The government had announced the second Package of Preferential Transformation Program before the general elections held on June 7. However, political instability didn't allow the process to start. This weekend, Turkish citizens will be voting for the next government. Ahead of elections, economists and business communities warn that structural reforms have to be put into practice immediately after the elections. They have underlined the urgency of putting through reforms concerning the transition to a new production and growth model with the legal system into practice with an agenda, which is admittedly supported by the politicians after the elections.
Economists say that the aforementioned reforms, which are postponed due to the elections, should be put into practice urgently and the agenda and all the details of the reforms that will produce short-term and long-term consequences should be shared with society and societal trust should be earned. Economists, who mention that the reform demands and support of the economic management that will be established after the elections are also important, state that one of the compulsory factors for the reforms is the fact that the U.S. Federal Reserve (Fed) will enter an interest rate hike process. Former Deputy Prime Minister and the Justice and Development Party (AK Party) Ankara Deputy Candidate Ali Babacan said that the new government will have a valuable 90-day period after the election and this process should be utilized with these reforms.
Transferring to a new production model
While answering the questions from Anadolu Agency, Boğaziçi University Economy Department Professor Doctor Burak Saltoğlu said that short-term and long-term reforms should be distinguished from each other and added that in the short term economic management and related urgent subjects may be handled.
"We should accept that we will transit to a new growth and production model and therefore the proper details and applications should be shared demonstratively," said Saltoğlu.
Saltoğlu stated that sharing the devotion and practicability for the reforms is the urgent matter, however there should not be high expectations of what the reforms can achieve within a year of the elections.
Saltoğlu said that getting results in subjects such as human resources and education may even take a generation. "We need reasoned stimulatory measures about the substitution of foreign inputs with domestic inputs. It is also important not to encourage consumption and to encourage investment, however the consequences may not be achieved immediately. Market expectation should not be simple and short term, such as an immediate decrease in the current deficit or growth in the economy right after the reforms. I believe that political support is necessary in order to take necessary precautions for a sustainable and qualified growth," he continued.
Legal reforms are the most urgent ones
Koç University Academic Member Assistant Professor Doctor Selva Demiralp said that legal reform is the most important item that should be put into practice urgently. "When the period, where the Fed's normalization period will start and the risk appetite for developing countries will decrease, is taken into consideration, the importance of foreign investments increases even more," said Demiralp.

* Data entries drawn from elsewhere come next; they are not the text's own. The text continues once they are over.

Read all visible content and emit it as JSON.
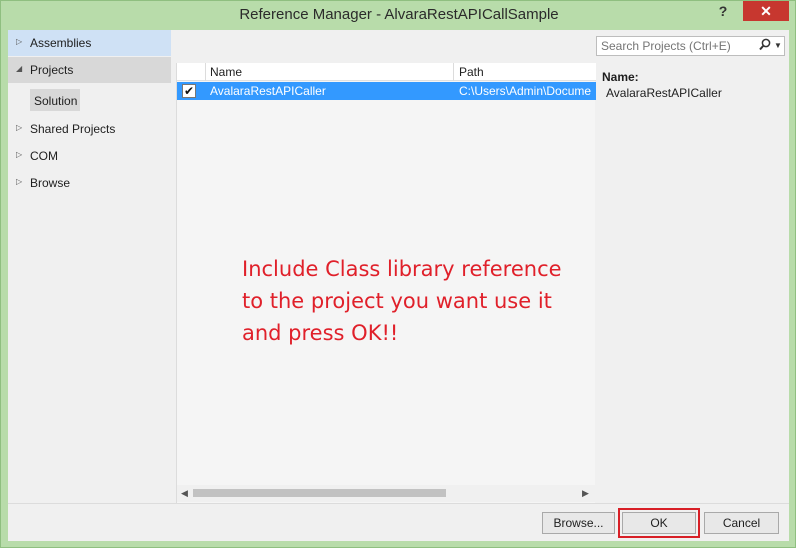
{
  "window": {
    "title": "Reference Manager - AlvaraRestAPICallSample",
    "help_glyph": "?",
    "close_glyph": "✕"
  },
  "sidebar": {
    "items": [
      {
        "label": "Assemblies",
        "arrow": "▷",
        "state": "highlighted"
      },
      {
        "label": "Projects",
        "arrow": "◢",
        "state": "expanded"
      },
      {
        "label": "Shared Projects",
        "arrow": "▷",
        "state": "normal"
      },
      {
        "label": "COM",
        "arrow": "▷",
        "state": "normal"
      },
      {
        "label": "Browse",
        "arrow": "▷",
        "state": "normal"
      }
    ],
    "sub_item": {
      "label": "Solution",
      "state": "selected"
    }
  },
  "grid": {
    "columns": [
      "Name",
      "Path"
    ],
    "rows": [
      {
        "checked": true,
        "check_glyph": "✔",
        "name": "AvalaraRestAPICaller",
        "path": "C:\\Users\\Admin\\Docume"
      }
    ]
  },
  "annotation": "Include Class library reference to the project you want use it and press OK!!",
  "search": {
    "placeholder": "Search Projects (Ctrl+E)",
    "value": "",
    "icon": "search-icon",
    "dropdown_glyph": "▼"
  },
  "details": {
    "name_label": "Name:",
    "name_value": "AvalaraRestAPICaller"
  },
  "scrollbar": {
    "left_glyph": "◀",
    "right_glyph": "▶"
  },
  "buttons": {
    "browse": "Browse...",
    "ok": "OK",
    "cancel": "Cancel"
  },
  "colors": {
    "selection": "#3399ff",
    "annotation": "#e0202a",
    "close": "#c7372f",
    "frame": "#b8dcaa"
  }
}
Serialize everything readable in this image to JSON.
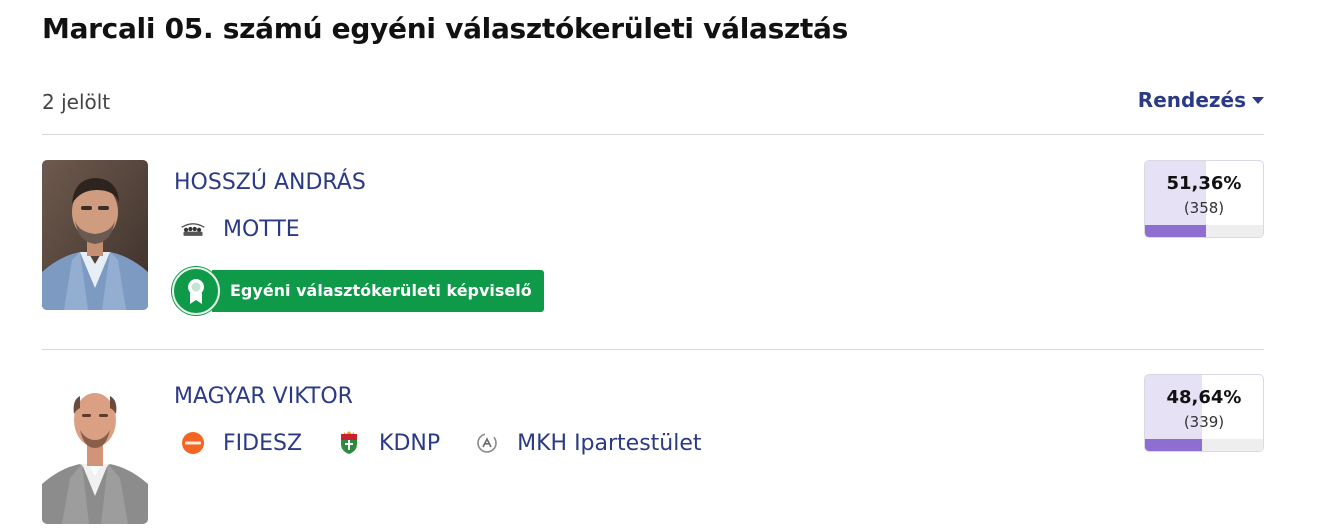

Demiralp mentioned that the Fed's normalization period will lead to a stronger dollar and transitivity to inflation in Turkey for a long time and added that the transitivity from rate to inflation has created a bottleneck, in monetary policy.
Rate levels serve neither to inflation nor for growth
"Rates are not high enough to decrease inflation and not low enough to support growth. The only way out of this spiral is to take big steps to make changes in our import-dependent production structure. Only then will the effect of rate transitivity on inflation decrease," said Demiralp. She said that governmental expenditures for the structural reforms may support the growth since it is not possible for the Central Bank of the Republic of Turkey (CBRT) to decrease rates because of global pressures and added that only with such a combination (tight money policy and loose fiscal policy) this high inflation-low growth spiral may be avoided.
Next 90 days after the election are at a premium
Babacan underlined that the potential growth of Turkey is directly associated with the country's reform capacity. Babacan expressed that the purpose of the reforms is to increase potential growth and therefore the 90 days after the elections are extremely important and are of premium value for the new government. Babacan said that the government must take action in the first 90 days or else "we will have to wait for the 2019 elections" and added, "We must take action rapidly on reforms about subjects such as labor markets, product markets, fighting against corruption, competition and transparency. We have to make the necessary enforcements about the codes of conduct in the first few weeks of Parliament; or else this practice is adopted."